I'd really like to have some sort of mini robot kit for less than $10 or $20 that could be purchased and built by the kids and then let them do some sort of robo war with them! :-)
Instead of tattoos, I'd go for T-Shirts. Something you could keep a while. The T-shirt could have a simulated tattoo printed on the sleve and maybe a grunge look to fit in? :-) Long live Advertising! Or how about nose rings that have little robots.net signs that dangle from them! That would get attention and it could be a super nice souvenieer that you could take home! As a bonus, the little nose rings could have gps transponders in them so we could track their movements around the world!!!
Of course, we'd need some robots, and some rolling ball sculptures and some stirling engines too!
SB,
You're living up to your title Swirling Brain!
Those are good ideas. I like the GPS nose ring :)

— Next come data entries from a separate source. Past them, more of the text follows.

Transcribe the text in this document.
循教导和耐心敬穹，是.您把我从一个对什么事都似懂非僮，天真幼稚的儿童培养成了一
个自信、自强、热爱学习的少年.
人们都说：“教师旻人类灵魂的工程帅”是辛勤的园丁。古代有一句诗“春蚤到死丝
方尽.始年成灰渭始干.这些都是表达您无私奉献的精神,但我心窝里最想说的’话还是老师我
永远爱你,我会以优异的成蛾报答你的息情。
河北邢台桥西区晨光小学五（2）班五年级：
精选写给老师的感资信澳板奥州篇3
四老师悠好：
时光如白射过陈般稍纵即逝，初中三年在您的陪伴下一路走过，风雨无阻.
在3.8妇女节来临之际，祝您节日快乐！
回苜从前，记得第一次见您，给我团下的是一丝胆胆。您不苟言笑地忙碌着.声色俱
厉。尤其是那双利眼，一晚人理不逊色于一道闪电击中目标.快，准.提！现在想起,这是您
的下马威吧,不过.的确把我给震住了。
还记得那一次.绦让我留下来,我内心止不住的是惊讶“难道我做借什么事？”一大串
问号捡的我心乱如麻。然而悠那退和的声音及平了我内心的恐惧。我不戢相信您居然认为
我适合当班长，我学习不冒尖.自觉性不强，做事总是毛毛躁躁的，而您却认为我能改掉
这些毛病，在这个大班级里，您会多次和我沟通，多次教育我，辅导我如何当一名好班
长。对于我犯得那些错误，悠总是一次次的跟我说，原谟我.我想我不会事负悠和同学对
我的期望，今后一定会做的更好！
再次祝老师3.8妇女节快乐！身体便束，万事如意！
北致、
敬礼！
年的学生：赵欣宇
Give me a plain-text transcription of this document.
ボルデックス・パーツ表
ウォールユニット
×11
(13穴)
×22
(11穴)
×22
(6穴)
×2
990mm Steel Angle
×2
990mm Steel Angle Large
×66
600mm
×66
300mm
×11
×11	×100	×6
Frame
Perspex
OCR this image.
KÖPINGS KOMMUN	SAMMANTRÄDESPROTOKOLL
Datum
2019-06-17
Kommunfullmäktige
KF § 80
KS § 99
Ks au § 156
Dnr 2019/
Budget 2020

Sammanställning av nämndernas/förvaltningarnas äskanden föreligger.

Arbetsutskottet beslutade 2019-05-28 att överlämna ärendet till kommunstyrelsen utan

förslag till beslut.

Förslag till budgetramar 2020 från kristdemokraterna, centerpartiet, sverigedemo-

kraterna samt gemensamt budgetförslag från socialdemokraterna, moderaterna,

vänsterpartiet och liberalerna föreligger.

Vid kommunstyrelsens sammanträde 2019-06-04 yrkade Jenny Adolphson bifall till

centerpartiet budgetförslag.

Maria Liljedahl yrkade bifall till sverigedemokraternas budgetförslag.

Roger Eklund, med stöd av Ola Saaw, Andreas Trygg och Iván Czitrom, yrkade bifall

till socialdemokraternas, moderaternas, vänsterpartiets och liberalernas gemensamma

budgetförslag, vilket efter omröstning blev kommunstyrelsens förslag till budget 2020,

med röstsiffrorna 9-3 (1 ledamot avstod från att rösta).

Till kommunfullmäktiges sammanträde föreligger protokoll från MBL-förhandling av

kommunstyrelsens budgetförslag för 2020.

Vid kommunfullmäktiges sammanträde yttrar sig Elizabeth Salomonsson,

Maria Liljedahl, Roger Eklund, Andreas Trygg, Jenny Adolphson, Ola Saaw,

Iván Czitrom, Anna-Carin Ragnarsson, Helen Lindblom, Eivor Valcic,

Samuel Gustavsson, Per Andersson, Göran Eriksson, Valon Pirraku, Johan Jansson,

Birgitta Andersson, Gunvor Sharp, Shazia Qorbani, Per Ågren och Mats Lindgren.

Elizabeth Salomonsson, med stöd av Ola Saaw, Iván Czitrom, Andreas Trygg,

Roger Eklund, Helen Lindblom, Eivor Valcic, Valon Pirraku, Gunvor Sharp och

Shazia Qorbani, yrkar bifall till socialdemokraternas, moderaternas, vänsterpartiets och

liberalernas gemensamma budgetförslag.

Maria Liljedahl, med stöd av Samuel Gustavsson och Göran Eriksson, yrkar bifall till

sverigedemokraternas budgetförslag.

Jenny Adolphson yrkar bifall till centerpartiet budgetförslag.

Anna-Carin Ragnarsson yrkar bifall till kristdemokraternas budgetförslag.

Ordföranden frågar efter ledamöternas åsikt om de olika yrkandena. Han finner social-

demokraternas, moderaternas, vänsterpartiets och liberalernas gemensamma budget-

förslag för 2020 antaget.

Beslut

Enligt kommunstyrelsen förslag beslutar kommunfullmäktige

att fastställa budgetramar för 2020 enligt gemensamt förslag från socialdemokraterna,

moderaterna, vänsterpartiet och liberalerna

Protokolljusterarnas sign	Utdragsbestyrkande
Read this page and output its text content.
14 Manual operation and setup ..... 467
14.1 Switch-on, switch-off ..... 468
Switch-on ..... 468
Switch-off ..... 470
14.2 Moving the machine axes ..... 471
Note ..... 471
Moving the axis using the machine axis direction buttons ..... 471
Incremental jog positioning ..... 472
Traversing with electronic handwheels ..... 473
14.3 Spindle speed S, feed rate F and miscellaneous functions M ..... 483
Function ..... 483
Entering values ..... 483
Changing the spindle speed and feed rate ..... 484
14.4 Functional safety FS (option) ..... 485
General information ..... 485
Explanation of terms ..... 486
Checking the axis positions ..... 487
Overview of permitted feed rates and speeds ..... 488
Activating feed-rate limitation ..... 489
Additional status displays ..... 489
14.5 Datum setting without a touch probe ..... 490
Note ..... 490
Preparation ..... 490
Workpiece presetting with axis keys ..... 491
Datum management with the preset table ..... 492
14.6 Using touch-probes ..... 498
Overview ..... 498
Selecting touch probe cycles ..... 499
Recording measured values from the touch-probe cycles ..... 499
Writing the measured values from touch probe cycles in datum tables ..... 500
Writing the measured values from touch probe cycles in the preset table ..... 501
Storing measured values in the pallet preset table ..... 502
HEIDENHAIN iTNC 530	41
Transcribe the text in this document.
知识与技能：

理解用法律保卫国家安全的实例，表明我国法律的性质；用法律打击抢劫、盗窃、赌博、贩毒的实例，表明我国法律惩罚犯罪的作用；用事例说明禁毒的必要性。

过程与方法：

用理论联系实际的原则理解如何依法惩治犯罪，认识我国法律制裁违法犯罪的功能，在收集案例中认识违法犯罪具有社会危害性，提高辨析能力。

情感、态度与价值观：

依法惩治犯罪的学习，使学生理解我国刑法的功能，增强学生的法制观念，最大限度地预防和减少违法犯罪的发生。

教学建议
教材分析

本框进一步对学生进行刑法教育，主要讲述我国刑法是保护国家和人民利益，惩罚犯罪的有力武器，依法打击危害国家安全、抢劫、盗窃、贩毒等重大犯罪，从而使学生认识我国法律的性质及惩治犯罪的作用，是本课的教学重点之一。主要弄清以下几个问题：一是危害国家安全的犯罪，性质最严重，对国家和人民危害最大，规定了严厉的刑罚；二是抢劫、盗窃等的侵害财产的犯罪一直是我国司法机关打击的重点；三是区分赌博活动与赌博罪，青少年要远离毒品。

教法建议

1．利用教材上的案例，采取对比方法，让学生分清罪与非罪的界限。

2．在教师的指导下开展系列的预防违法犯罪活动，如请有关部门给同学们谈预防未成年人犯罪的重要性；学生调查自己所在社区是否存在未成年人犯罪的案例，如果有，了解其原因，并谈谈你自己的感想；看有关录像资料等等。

Maker faire wasn't all dirty junk, but there was some.
Apparently rusted bicycles are an integral part of this
scene too :)
It would be cool to make a giant robot arm controlled by
a joystick that could stack blocks or something.
A ring around 20' diameter with a fence.
And of course mechanical stops so the robot couldn't
snatch onlookers!
I could see making a HUGE robot arm out of something really light like
that RMAX foam core stuff. (You might have to reinforce with aluminum
frame). You could carve the arm into some really interesting shape to
make it look really cool. You could then make some really light blocks
out of the RMAX foam core too that it could pick up. Probably those
heavy duty big servos would be enough to lift it too. You could paint
it something cool and have a big "robots.net" logo on the side of it.
Run the thing from a laptop with some sort of dual - multi joystick
interface to control all the joints in the arm. I like it!!! I would
also say make more than one arm (three or four in a line) so you could
have a competition of some sort (like who can stack the boxes the
fastest). Maybe have a computer controlled one two that can do the towers
of bable or hanoi thing really fast in real life. Like you could
compete against the robot! Or how about a big chess board the the robot
picks up the pieces and moves them? cool!